LOS ANGELES (REUTERS) - What impact does an Oscar nomination have on a film's prospects at the box office? Look no further than The Grand Budapest Hotel, a movie released 10 months ago that generated a flurry of phone calls from theatre owners to studio Fox Searchlight on Thursday morning.
Wes Anderson's quirky comedy scored nine Academy Award nods on Thursday, including best picture, raising new interest in a film that for months has been available on DVD and digital formats. The arthouse studio was arranging for overnight shipping to 15 to 30 theatres that requested the film, said Mr Frank Rodriguez, senior vice president and general sales manager for Fox Searchlight, a unit of 21st Century Fox.

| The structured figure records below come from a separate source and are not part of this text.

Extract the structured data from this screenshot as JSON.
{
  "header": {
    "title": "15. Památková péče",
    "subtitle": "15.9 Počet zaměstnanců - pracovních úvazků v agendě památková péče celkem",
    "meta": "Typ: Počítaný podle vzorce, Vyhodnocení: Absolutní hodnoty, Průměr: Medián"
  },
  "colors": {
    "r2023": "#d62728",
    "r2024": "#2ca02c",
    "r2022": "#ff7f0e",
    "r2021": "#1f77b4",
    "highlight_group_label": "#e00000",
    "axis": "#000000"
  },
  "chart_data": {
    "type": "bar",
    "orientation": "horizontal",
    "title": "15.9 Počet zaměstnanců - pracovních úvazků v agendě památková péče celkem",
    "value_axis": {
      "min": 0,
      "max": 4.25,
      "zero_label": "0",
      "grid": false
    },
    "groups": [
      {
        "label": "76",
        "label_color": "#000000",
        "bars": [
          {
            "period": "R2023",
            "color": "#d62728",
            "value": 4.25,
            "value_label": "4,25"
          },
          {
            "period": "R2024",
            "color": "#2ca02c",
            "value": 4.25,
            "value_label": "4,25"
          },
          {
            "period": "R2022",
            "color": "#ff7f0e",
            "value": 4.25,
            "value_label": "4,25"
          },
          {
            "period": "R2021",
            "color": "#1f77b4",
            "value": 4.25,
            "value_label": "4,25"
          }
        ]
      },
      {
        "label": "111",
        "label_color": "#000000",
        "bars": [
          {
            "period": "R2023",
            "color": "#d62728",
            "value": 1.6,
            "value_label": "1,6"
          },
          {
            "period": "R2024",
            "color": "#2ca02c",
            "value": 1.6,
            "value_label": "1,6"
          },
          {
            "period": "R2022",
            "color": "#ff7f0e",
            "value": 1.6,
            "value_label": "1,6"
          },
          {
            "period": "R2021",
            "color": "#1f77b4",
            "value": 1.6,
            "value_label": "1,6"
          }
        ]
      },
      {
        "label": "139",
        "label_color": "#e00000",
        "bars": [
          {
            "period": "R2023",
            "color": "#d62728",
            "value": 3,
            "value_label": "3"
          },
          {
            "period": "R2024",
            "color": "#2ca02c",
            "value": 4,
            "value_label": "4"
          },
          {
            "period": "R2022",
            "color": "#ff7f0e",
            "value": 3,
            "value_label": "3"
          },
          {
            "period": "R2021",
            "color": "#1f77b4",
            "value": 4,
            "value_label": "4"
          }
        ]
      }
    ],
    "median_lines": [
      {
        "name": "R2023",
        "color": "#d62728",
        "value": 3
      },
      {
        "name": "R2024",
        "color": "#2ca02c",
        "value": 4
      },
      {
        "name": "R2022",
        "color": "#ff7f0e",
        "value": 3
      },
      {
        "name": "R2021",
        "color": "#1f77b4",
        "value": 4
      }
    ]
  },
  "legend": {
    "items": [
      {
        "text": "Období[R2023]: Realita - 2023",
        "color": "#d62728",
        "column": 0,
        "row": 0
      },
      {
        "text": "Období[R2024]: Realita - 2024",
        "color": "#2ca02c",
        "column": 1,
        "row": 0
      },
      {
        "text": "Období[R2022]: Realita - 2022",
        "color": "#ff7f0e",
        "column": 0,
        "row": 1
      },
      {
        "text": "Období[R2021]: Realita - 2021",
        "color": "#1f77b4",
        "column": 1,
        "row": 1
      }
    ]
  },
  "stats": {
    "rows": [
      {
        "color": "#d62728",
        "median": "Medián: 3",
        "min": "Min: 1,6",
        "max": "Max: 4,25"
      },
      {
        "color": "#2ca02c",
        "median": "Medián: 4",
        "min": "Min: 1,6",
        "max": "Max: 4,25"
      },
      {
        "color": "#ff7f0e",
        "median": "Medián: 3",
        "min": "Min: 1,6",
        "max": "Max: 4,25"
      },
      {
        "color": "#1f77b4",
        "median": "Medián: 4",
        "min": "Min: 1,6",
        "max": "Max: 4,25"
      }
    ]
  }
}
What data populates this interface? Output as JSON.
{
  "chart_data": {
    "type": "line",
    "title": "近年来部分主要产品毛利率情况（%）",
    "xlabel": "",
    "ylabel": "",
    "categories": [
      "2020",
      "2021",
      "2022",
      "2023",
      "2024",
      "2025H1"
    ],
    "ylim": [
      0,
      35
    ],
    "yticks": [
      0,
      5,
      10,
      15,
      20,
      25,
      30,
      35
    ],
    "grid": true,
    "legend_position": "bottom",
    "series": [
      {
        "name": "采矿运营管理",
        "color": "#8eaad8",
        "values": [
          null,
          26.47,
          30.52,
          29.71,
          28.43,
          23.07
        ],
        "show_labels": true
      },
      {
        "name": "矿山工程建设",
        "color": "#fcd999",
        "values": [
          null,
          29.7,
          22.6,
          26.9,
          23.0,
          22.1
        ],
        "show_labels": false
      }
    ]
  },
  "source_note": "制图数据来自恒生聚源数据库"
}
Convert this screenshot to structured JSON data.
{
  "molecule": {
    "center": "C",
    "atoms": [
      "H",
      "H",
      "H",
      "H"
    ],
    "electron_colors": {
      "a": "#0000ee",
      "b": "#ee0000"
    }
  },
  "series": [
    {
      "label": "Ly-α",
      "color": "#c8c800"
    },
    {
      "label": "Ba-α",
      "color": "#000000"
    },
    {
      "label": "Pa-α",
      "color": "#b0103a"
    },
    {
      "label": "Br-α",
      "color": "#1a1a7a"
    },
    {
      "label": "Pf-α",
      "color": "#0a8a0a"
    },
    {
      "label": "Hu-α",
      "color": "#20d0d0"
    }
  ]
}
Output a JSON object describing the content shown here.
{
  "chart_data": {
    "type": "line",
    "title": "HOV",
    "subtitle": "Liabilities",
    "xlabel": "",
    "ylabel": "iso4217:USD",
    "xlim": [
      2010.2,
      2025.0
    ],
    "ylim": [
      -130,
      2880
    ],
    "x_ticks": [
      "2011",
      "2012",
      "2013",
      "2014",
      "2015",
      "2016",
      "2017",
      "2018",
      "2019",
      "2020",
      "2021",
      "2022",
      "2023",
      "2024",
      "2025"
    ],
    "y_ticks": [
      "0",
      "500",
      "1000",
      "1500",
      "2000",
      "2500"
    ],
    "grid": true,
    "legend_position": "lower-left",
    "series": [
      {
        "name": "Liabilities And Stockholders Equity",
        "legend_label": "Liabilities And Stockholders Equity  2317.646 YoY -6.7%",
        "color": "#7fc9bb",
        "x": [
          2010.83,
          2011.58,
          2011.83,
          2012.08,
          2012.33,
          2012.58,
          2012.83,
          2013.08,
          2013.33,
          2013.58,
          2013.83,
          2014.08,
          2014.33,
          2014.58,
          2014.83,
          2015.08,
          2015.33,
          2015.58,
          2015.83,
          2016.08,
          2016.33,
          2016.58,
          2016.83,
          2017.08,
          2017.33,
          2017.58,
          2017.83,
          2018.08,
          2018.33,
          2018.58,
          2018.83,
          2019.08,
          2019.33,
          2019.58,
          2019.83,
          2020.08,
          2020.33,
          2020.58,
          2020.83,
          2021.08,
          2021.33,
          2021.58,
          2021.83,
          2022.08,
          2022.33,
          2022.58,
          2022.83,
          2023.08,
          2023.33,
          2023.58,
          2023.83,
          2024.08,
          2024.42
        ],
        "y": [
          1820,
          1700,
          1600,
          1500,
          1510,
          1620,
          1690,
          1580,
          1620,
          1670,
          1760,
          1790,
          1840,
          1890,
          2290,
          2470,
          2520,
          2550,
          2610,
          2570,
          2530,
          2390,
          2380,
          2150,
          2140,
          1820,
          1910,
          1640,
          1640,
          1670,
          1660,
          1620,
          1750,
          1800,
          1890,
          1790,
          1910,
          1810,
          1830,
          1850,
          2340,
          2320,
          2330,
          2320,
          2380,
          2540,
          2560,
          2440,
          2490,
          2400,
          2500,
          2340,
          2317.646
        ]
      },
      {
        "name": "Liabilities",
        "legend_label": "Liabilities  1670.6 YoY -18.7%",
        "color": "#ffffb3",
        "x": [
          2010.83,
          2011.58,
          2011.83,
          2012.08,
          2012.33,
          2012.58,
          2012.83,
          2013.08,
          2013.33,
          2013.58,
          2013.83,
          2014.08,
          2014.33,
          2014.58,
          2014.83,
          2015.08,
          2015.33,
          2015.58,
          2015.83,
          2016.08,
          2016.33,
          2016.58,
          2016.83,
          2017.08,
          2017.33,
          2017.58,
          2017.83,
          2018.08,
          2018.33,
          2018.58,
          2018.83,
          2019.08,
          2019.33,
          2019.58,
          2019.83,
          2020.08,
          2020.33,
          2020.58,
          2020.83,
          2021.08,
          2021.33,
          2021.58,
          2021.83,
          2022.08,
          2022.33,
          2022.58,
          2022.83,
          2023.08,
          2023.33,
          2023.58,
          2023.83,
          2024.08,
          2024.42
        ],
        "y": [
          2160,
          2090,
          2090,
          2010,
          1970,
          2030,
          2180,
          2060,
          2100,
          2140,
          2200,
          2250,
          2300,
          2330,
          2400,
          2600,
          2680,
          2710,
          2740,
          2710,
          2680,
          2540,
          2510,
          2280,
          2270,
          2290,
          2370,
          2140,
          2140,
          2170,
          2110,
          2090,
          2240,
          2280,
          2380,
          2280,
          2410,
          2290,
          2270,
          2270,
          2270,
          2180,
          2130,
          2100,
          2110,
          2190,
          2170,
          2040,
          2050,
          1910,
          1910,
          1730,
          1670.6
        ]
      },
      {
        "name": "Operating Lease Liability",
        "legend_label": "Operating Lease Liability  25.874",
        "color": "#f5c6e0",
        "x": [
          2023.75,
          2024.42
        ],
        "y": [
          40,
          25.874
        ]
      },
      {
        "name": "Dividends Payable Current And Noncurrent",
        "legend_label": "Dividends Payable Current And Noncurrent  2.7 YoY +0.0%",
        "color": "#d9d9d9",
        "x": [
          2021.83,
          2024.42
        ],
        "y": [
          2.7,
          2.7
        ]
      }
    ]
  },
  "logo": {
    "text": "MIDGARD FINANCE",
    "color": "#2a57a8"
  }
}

"I'm at a loss for words for how happy we are for Budapest," Mr Rodriguez said.
"I don't think Budapest would have gotten any new (theatre) bookings" without the Oscar recognition."
The film has pulled in US$59 million (S$78 million) at US and Canadian theatres so far, according to tracking firm Rentrak. Theatre owners were also clamouring to schedule surreal satire Birdman, another offbeat Fox Searchlight release that scored nine Oscar nominations.
The film will double its reach this weekend to about 450 theatres, Rodriguez said, and may play in more than 1,000 the following weekend. Fox Searchlight led all Hollywood studios with 20 total Oscar nominations for Birdman, Grand Budapest Hotel and Wild.
Small studio IFC Films had a breakthrough with its first best picture nod for Boyhood, director Richard Linklater's coming-of-age tale filmed over 12 years with the same actors. The studio, a unit of AMC Networks Inc, was founded in 1999 principally to distribute independent movies and documentaries financed by others, such as 2002's My Big Fat Greek Wedding.
Boyhood scored six Oscar nominations, and studio president Jonathan Sehring called 2014 "a landmark year for IFC Films". The film, already available on DVD and on-demand platforms, will play at more than 100 theatres on Friday and expand in coming weeks, Sehring said.
"We feel that there is still a large number of people who haven't yet seen Boyhood and would like to catch it on the big screen," he said.
Oscar voters also delivered good news to Sony Pictures as it recovers from a damaging cyberattack. Its arthouse division, Sony Pictures Classics, collected 18 nominations, the most in its history, for movies including best picture nominees Foxcatcher and Whiplash.
The Weinstein Company, lauded for running successful Oscar campaigns, is again in the running with eight nominations for World War II biopic The Imitation Game.
None of the best picture contenders has yet reached blockbuster status in the United States and Canada. American Sniper, from Time Warner's Warner Bros, appears poised to enjoy an Oscar boost as it expands nationwide and could eventually haul in US$100 million domestically, said Paul Dergarabedian, Rentrak senior media analyst.
"For those films still in theatres, this opens up a whole new world to them," he said.